Bracing is another effective option, especially when neurological weakness is the underlying cause. Several types of orthotic devices can limit hyperextension: knee-ankle-foot orthoses that physically block backward bending, knee orthoses worn around the joint itself, and ankle-foot orthoses that work indirectly by controlling how the foot and ankle interact with the ground. In stroke patients, articulated ankle-foot orthoses that resist the foot from pointing downward have been shown to significantly reduce the forces driving the knee into hyperextension.

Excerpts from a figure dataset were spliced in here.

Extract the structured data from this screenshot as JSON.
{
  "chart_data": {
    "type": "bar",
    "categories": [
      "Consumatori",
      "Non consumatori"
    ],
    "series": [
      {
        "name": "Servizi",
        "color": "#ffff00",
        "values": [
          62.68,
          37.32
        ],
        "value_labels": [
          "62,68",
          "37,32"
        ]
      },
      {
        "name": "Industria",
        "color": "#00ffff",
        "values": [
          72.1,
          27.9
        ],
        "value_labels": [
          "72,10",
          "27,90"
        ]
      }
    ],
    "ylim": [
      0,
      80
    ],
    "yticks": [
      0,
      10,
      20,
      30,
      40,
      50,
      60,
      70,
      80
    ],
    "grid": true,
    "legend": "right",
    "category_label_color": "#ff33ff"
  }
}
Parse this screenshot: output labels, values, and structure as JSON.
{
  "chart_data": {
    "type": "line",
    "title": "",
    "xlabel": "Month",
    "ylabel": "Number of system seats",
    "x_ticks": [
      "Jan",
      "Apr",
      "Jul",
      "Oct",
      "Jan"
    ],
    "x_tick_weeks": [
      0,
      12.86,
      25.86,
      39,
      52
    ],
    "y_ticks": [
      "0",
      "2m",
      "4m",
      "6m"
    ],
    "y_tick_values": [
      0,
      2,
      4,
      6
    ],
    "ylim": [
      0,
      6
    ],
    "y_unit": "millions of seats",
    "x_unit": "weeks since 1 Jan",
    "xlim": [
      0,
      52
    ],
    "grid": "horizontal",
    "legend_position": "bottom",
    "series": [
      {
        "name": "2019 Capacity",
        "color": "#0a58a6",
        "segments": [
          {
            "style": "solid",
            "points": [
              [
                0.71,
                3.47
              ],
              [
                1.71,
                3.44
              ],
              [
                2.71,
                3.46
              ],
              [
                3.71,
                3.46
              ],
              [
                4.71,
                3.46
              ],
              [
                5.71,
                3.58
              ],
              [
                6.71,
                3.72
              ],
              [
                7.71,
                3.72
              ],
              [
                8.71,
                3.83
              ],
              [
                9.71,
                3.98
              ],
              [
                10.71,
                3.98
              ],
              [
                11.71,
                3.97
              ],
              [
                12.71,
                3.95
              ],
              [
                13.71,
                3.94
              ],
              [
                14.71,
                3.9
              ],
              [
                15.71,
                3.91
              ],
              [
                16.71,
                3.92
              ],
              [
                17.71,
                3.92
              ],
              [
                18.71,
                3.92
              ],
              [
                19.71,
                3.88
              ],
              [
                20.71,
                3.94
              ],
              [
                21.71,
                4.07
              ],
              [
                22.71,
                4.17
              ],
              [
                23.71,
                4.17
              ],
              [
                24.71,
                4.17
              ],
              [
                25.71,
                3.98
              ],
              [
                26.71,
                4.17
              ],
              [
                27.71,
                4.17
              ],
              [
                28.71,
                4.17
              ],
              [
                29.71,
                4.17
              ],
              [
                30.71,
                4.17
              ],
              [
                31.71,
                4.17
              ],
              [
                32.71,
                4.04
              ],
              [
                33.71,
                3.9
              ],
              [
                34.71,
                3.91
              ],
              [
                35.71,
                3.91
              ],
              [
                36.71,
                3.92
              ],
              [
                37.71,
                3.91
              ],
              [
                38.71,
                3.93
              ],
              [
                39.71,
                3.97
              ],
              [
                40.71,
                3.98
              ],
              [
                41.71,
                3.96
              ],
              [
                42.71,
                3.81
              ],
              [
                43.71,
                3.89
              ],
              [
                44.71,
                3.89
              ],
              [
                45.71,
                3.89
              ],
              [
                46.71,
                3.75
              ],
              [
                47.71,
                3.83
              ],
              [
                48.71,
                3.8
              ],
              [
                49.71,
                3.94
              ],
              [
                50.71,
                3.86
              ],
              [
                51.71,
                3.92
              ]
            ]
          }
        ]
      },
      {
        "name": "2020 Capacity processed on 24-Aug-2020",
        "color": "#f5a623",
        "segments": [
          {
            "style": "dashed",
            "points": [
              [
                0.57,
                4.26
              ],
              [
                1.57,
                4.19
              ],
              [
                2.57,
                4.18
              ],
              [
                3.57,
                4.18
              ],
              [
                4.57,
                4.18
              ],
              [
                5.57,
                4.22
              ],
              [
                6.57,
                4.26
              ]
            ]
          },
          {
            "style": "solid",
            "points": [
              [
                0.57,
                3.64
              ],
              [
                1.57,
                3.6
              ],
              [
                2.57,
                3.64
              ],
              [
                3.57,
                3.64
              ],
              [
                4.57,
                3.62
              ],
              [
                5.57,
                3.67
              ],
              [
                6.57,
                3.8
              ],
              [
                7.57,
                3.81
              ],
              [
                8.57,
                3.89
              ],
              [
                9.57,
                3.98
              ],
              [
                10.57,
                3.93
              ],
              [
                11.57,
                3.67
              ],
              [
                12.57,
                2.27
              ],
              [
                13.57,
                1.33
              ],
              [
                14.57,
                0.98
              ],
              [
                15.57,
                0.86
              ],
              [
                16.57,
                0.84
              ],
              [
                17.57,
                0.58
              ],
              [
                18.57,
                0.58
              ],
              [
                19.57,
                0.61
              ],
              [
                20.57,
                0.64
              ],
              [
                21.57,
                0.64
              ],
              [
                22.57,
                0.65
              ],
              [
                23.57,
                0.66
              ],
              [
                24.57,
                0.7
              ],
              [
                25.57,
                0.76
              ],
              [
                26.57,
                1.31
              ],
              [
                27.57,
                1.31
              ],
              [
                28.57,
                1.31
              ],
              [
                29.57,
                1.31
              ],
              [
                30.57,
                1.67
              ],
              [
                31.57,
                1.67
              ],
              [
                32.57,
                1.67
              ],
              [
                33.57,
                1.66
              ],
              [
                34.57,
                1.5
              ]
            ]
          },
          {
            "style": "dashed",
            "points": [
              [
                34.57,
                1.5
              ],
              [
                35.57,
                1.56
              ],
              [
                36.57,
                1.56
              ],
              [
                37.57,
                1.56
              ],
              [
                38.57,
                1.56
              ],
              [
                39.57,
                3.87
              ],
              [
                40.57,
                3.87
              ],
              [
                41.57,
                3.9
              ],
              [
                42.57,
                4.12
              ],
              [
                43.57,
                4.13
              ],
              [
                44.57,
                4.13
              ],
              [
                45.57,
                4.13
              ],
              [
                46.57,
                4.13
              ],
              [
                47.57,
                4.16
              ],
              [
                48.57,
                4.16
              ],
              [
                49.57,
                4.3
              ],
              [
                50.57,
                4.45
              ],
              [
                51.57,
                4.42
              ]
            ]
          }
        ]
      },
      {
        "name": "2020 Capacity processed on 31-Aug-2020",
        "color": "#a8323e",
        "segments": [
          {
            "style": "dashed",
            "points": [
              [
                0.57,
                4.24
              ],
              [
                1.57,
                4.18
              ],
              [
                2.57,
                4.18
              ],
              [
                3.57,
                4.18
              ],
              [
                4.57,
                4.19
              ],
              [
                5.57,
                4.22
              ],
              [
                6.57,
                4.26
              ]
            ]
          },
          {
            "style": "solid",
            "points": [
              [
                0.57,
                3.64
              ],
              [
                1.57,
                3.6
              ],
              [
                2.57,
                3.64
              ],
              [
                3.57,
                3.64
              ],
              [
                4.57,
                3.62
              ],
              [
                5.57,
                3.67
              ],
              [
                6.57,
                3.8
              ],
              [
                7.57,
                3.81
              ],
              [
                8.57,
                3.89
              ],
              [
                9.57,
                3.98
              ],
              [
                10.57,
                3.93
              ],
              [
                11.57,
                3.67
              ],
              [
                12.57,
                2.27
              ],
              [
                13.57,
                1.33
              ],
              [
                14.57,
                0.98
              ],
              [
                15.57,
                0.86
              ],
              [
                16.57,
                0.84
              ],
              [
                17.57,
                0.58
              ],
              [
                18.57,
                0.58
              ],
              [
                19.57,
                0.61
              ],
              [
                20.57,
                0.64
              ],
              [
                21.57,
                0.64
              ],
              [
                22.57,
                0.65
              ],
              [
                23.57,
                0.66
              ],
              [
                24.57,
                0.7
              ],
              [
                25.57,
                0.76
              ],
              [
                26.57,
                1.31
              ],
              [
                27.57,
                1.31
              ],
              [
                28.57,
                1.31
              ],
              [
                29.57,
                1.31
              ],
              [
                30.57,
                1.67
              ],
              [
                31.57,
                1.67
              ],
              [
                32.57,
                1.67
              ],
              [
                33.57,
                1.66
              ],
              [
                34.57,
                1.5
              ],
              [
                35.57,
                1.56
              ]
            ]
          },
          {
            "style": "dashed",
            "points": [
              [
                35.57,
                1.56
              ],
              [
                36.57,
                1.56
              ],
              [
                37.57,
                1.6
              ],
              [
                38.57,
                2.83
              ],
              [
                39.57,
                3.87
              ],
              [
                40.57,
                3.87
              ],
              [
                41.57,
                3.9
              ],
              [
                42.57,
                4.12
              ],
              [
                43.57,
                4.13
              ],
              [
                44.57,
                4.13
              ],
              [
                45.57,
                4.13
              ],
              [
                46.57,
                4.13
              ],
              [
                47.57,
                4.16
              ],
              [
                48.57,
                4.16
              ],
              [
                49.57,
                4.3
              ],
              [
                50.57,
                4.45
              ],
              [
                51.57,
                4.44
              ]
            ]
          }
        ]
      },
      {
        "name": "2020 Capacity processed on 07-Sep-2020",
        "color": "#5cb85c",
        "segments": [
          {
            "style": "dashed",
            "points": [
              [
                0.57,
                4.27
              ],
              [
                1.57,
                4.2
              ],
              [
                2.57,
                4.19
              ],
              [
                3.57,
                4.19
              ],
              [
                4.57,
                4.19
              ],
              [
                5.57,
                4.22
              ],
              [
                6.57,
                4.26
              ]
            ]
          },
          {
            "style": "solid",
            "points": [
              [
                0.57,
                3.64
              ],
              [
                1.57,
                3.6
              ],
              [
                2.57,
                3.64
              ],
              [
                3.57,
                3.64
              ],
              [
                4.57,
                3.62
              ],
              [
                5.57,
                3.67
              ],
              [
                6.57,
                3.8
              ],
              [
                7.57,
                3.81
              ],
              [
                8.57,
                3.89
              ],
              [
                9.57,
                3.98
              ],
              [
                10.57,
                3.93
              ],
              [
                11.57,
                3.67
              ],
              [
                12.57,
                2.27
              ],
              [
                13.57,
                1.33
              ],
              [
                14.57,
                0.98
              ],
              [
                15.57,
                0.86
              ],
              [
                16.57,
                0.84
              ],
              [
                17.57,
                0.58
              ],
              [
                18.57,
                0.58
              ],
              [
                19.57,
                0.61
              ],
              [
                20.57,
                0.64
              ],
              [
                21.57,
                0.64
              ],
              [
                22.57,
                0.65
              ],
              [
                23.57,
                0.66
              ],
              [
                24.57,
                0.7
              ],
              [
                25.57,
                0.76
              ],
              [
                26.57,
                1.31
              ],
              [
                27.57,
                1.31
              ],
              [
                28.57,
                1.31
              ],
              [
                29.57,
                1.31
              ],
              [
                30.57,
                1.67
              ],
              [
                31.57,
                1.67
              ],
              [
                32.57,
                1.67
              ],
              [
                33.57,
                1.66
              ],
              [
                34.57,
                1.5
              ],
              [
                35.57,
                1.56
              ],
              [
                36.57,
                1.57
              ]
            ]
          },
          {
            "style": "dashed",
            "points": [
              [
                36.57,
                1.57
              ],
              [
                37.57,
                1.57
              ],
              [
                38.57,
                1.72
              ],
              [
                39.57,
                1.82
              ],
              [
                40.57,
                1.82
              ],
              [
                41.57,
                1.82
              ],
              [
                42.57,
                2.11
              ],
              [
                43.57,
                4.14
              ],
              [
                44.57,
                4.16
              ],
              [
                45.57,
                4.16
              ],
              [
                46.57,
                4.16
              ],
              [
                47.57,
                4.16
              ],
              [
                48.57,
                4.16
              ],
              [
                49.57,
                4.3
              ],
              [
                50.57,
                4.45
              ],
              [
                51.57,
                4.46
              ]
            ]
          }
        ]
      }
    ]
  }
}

When Surgery Becomes an Option

Surgery is typically reserved for cases where conservative approaches have failed. The primary candidates are people with symptomatic genu recurvatum exceeding 15 degrees, those with recurrent instability despite bracing and rehabilitation, or those who’ve had an unsuccessful ligament reconstruction.

The most supported surgical approach is an opening-wedge osteotomy of the upper shinbone. In this procedure, the angle of the tibial plateau is adjusted to create a slight forward slope, which mechanically prevents the knee from snapping backward. A systematic review of outcomes found that this technique effectively reduces hyperextension and improves function in symptomatic patients. When ligament injury is also involved, such as a stretched ACL, the hyperextension correction may be combined with ligament repair or reconstruction.

Recovery from osteotomy involves a period of protected weight-bearing and rehabilitation, typically several months before full activity. The goal isn’t to eliminate all hyperextension but to bring the knee back into a range where it functions without pain or instability.